Which made them both double over with laughter, incapacitating them for a solid minute and a half.
Somehow – exactly how was lost on both of them – Kara and Maggie got to the checkout, Maggie carrying all of Kara’s groceries as Kara had been furiously scribbling in her notebook the entire time Maggie talked.
When Kara fumbled for her card to pay, Maggie beat her to it with a grin.
“Consider it one of my contributions to the lighting tonight,” Maggie told her.
“One of your contributions? What’s the other?”
“Getting you home on time by giving you all the remaining info you needed for your article. Also I told Alex I’ll bring wine.”
“Ugh, Alex doesn’t need any more wine.”
“I know. She’s down to a glass, or a bottle of beer – not both – a day now.”
Kara’s eyes lit up when they met Maggie’s. “Really?”
Maggie nodded and thanked the cashier, hauling Kara’s grocery bags off the counter and out of the store.
“You really love her, don’t you, Maggie?”
“How could I not, Kara?”
“Tonight’s gonna be your first Chanukah?”
Maggie nodded again. “Anything I should know?”
“Chanukah’s for family.”
Maggie swallowed and her eyes suddenly stung: she’d thought this had been going well. She’d done Kara a favor in the middle of an impossible work day, even took her in a grocery store to do it, and she’d made Kara blush with her talk about Alex, but she’d also made Kara laugh and she’d paid for everything and... she thought it’d been going really well.
Apparently she’d been wrong.
Apparently Chanukah was for family, and she wasn’t going to make the cut.
She looked at her feet and she tried not to vomit.
Kara bent so she could look up into Maggie’s eyes.
“And since Chanukah’s for family, you’ll be right at home.”
She could swear Maggie sat up a little straighter, a little prouder – she could feel the massive, unwavering smile on her face throughout her entire body, even though she couldn’t see her face – as she made her way to her bike, as she drove Kara back to CatCo, as she sped away.
“Eight hundred fifty words on NCPD and alien relations since amnesty, sir. I’m proposing we make it a series. I have a reliable source, detective rank, in the NCPD who’s willing to do what it takes to make sure there’s accountability on all sides here, starting with what the media reports.”
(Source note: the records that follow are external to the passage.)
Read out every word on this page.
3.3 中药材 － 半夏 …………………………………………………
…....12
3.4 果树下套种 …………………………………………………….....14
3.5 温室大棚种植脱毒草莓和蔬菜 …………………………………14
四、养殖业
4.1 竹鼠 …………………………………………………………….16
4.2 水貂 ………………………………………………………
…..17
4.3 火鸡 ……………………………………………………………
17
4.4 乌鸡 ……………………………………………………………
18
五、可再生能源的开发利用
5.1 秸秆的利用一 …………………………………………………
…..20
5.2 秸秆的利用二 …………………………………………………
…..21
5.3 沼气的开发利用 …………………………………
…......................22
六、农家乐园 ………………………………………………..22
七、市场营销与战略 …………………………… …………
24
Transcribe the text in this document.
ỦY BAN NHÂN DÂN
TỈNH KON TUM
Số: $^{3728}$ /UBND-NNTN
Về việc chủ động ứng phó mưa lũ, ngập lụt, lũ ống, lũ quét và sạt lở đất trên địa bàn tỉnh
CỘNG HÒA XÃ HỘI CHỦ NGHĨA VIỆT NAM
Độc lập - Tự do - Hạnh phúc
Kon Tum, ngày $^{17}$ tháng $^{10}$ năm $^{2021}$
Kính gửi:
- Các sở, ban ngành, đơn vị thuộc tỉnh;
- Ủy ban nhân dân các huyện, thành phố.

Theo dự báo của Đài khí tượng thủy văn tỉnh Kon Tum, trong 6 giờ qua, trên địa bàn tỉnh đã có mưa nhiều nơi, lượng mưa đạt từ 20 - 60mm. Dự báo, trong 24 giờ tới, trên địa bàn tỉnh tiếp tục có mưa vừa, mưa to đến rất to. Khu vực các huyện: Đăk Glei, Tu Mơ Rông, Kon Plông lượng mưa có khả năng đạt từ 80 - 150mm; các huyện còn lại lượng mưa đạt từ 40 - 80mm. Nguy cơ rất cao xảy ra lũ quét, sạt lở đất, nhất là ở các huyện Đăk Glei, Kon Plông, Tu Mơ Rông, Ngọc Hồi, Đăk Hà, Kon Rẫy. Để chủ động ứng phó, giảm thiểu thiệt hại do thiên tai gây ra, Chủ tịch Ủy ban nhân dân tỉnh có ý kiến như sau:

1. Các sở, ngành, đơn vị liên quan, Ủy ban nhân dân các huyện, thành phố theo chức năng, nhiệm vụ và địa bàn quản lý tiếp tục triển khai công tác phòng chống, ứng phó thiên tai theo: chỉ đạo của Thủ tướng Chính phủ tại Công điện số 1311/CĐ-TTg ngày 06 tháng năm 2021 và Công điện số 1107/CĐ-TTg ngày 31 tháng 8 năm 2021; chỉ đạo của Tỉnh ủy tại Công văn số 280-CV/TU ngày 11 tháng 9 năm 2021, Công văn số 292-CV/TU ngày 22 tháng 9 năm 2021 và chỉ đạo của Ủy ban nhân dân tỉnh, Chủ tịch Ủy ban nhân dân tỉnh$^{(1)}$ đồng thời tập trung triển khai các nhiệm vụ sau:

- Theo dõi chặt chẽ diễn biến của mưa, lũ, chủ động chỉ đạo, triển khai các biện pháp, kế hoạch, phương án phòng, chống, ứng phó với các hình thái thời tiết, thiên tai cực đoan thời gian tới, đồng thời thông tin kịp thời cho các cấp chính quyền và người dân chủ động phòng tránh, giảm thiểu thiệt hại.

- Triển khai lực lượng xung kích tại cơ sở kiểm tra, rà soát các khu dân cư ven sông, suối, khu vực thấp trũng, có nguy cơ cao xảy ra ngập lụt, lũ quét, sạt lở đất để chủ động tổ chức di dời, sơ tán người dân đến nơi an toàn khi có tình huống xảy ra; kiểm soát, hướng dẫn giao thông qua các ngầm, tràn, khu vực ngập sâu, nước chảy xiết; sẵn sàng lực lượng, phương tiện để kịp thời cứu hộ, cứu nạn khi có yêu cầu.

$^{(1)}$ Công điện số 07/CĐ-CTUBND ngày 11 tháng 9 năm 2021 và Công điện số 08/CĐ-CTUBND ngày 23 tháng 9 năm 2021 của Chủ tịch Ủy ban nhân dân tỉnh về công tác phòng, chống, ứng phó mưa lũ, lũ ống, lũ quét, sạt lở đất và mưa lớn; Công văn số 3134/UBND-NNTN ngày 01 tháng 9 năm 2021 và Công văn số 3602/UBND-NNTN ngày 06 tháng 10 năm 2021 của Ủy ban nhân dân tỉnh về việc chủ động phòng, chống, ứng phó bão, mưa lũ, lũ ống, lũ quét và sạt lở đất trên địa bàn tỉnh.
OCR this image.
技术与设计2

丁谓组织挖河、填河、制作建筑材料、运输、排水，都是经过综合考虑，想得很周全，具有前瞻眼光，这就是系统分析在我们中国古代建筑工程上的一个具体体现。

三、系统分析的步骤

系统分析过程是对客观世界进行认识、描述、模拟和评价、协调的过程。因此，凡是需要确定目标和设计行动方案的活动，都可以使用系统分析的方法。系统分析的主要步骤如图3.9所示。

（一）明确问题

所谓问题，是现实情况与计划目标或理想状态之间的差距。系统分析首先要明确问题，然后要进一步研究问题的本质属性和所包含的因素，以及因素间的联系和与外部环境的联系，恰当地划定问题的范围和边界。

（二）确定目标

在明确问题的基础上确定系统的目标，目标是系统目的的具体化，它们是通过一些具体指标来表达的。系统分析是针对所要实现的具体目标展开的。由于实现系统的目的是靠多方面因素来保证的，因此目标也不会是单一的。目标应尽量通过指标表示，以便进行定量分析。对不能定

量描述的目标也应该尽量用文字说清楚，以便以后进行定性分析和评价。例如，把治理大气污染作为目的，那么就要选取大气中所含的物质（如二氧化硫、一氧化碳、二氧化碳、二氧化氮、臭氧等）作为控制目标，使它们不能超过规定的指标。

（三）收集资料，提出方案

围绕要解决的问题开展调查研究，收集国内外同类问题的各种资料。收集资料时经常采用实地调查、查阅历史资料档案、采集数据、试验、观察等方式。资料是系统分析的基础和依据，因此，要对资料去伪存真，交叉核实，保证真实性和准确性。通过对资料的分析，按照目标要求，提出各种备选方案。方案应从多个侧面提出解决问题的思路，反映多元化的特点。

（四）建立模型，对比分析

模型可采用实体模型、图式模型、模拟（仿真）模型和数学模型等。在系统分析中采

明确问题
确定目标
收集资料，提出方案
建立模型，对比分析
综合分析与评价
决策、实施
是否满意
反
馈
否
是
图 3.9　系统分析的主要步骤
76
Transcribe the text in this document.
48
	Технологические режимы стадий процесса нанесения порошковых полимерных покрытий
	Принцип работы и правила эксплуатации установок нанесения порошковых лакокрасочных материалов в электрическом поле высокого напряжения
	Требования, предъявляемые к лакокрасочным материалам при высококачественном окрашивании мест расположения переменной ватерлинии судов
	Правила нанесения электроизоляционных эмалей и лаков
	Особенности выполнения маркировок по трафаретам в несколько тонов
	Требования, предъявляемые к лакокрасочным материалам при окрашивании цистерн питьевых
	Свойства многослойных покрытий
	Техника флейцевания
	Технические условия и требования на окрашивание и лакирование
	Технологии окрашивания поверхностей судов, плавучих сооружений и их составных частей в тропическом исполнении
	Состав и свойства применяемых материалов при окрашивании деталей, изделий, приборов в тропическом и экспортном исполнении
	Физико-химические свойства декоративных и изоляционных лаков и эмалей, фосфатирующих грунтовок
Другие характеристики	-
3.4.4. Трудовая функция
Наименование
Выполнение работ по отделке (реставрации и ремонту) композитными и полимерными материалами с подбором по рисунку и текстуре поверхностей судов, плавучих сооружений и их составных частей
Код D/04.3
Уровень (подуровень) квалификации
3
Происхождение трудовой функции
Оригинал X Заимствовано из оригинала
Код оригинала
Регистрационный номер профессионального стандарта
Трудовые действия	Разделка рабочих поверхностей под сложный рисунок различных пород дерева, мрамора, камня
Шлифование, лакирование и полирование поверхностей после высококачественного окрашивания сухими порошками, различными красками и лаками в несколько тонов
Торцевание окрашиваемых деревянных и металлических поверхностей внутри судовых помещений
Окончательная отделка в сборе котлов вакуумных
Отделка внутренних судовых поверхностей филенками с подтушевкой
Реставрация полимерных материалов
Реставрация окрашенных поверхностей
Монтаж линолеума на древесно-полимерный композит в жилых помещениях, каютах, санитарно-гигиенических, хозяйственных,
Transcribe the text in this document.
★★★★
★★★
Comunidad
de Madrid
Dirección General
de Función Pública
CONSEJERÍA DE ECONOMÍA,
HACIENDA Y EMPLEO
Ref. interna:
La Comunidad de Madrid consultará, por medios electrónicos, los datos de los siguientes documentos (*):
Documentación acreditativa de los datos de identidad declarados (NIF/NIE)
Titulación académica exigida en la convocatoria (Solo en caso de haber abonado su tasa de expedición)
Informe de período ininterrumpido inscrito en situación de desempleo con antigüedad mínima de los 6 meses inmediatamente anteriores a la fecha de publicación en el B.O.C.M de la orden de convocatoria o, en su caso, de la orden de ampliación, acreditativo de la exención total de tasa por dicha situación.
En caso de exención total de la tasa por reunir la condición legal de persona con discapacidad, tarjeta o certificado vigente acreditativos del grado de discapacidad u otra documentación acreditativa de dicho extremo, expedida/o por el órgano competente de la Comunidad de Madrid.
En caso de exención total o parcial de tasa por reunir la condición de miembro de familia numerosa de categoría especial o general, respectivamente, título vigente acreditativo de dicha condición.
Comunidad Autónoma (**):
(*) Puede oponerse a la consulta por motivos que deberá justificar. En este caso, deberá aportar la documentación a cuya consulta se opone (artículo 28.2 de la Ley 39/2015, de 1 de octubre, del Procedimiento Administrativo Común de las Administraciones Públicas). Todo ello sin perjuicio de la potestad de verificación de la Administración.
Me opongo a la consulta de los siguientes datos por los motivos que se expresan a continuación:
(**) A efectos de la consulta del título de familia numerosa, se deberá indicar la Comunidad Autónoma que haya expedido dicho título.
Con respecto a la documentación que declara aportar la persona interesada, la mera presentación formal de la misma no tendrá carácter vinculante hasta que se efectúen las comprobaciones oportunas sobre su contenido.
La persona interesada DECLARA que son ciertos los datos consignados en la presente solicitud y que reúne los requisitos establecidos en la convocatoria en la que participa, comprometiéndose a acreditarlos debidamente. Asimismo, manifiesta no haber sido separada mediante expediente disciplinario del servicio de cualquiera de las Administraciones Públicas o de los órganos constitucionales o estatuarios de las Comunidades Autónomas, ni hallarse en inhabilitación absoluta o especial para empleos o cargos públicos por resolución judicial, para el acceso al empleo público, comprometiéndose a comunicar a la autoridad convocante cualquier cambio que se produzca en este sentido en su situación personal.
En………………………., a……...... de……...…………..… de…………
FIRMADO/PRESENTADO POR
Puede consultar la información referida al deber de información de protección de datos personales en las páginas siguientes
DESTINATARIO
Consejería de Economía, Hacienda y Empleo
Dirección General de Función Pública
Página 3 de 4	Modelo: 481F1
She waited as Snapper finally dragged his skeptical eyes off her face, chin held high as Cat would want it to be; waited as his eyes scanned the pages she’d presented to him; waited until he looked up and told her gruffly, “Looks like you’ve got yourself a series, kid. Don’t screw it up.”
She practically skipped out of the office, knowing better than to so much as let her mouth open, because if she did, the stream of thanks and excitement that would babble out would surely make him change his mind about the whole thing.
“Oh and Danvers,” he called, and she turned, entire body braced for him to tell her that he changed his mind, that her hook was all wrong and sources too skewed and a series was a stupid idea, anyway.
“Happy Chanukah,” he said, with something that looked suspiciously like a half smile on his face.
Kara bounced on her toes and beamed, but before she could open her mouth to thank him, he waved the back of his hands at her like they were hanging from his wrists. “Out out out out, no need to look at me like I just saved your first born from the wrath of god.”
Kara tilted her head and furrowed her brow. “That’s… Passover…”
"Out!"
She scurried, but with a massive smile re-plastered to her face.
Snapper had liked her story; Snapper had said something nice on a personal level to her (which honestly both made her happy and freaked her out a little); and Maggie liked teasing her without ever making fun of her and Maggie liked spending time with her even when she was having a terrible day and Maggie didn’t think she was just an annoying little sister who would intrude on her time with Alex.
Something must be right in the world for Chanukah, after all.